If you’re worried you don’t get enough social interaction, Pascual-Leone said there are some steps you can take ASAP.

“Start by identifying five close friends, and connect with each person at least once a week,” he said. “This can mean calling them on the phone or meeting for tea or coffee. Next, ask yourself if you feel lonely. If the answer is yes, talk with your family and closest friends about what you can do together. You can also think about joining a club, class, or group in your area made up of people who share your interests.”

Risk factor #3: Not enough sleep

“Inadequate sleep, particularly sleeping less than five to six hours per night, is associated with an increased risk of developing dementia later in life,” Patel said. And unfortunately, insomnia only becomes more common as we age.

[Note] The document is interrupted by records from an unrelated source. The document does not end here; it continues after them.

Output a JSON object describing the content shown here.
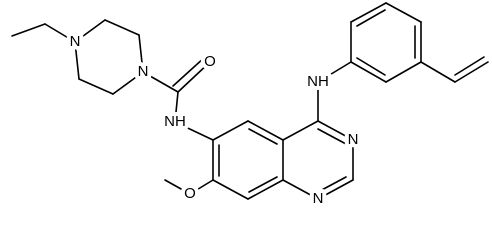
{
  "atoms": [
    {
      "label": "N"
    },
    {
      "label": "N"
    },
    {
      "label": "O"
    },
    {
      "label": "NH"
    },
    {
      "label": "NH"
    },
    {
      "label": "N"
    },
    {
      "label": "N"
    },
    {
      "label": "O"
    }
  ]
}
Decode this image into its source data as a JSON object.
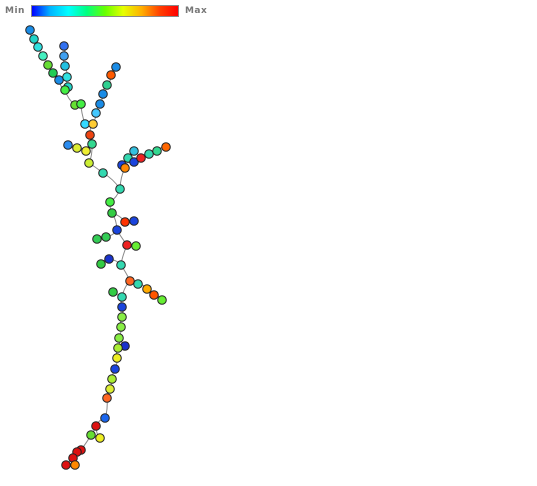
{
  "legend": {
    "min_label": "Min",
    "max_label": "Max",
    "gradient_stops": [
      "#0000ff",
      "#00b4ff",
      "#00ffff",
      "#00ff80",
      "#66ff00",
      "#e6ff00",
      "#ffb000",
      "#ff4000",
      "#ff0000"
    ]
  },
  "tree": {
    "node_fill_colors": [
      "#1a8ce6",
      "#22d4c8",
      "#30e0e0",
      "#44f0c0",
      "#66dd33",
      "#22cc55",
      "#1a8ce6",
      "#3070f0",
      "#40a0f0",
      "#20c0e0",
      "#30e0e0",
      "#22d4c8",
      "#44ee44",
      "#66e033",
      "#44ee44",
      "#1a8ce6",
      "#ff5a00",
      "#30d090",
      "#1a8ce6",
      "#1a8ce6",
      "#44c8ff",
      "#33d9ff",
      "#ffcc33",
      "#ee4411",
      "#33d890",
      "#2a8cf0",
      "#ddee33",
      "#eeee33",
      "#ccee33",
      "#33d8b0",
      "#33c0e0",
      "#33d8b0",
      "#1a44dd",
      "#1a44dd",
      "#ee2222",
      "#33d8b0",
      "#33d890",
      "#ff6600",
      "#ff8800",
      "#33d8b0",
      "#44ee44",
      "#33cc44",
      "#ff3300",
      "#1a44dd",
      "#33cc55",
      "#33cc55",
      "#1a44dd",
      "#ee2222",
      "#66ee33",
      "#33d8b0",
      "#1a33cc",
      "#33cc44",
      "#33cc44",
      "#33d8b0",
      "#ff6622",
      "#33d8b0",
      "#ffaa00",
      "#ff5500",
      "#66ee33",
      "#1a44dd",
      "#88ee44",
      "#88ee44",
      "#88ee44",
      "#1a33cc",
      "#aaee33",
      "#eeee22",
      "#1a44dd",
      "#aaee33",
      "#ddee33",
      "#ff6622",
      "#1a66ee",
      "#dd1111",
      "#66dd33",
      "#eeee22",
      "#dd1111",
      "#dd1111",
      "#dd1111",
      "#ff8800",
      "#dd1111"
    ]
  }
}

If you’re struggling to get more than five hours of sleep per night, Pascual-Leone suggested a few steps to take. “You can do this by limiting alcohol, avoiding large meals and drinks two hours before bedtime, keeping your room nice and cool (between 60 and 68 degrees Fahrenheit), avoiding exposure to phones, laptops and TVs two hours before bed, and using a white noise app or machine,” he said.

These aren’t the only lifestyle-related risk factors for dementia, but getting them under control can make a significant difference in lowering your risk.

“There is currently is no cure for dementia,” Pascual-Leone said. “But there are several lifestyle and activity behaviors everyone can put into action to manage their overall brain health.”

In other words, when it comes to dementia, prevention is the best medicine. If you get started today, your future self will definitely thank you.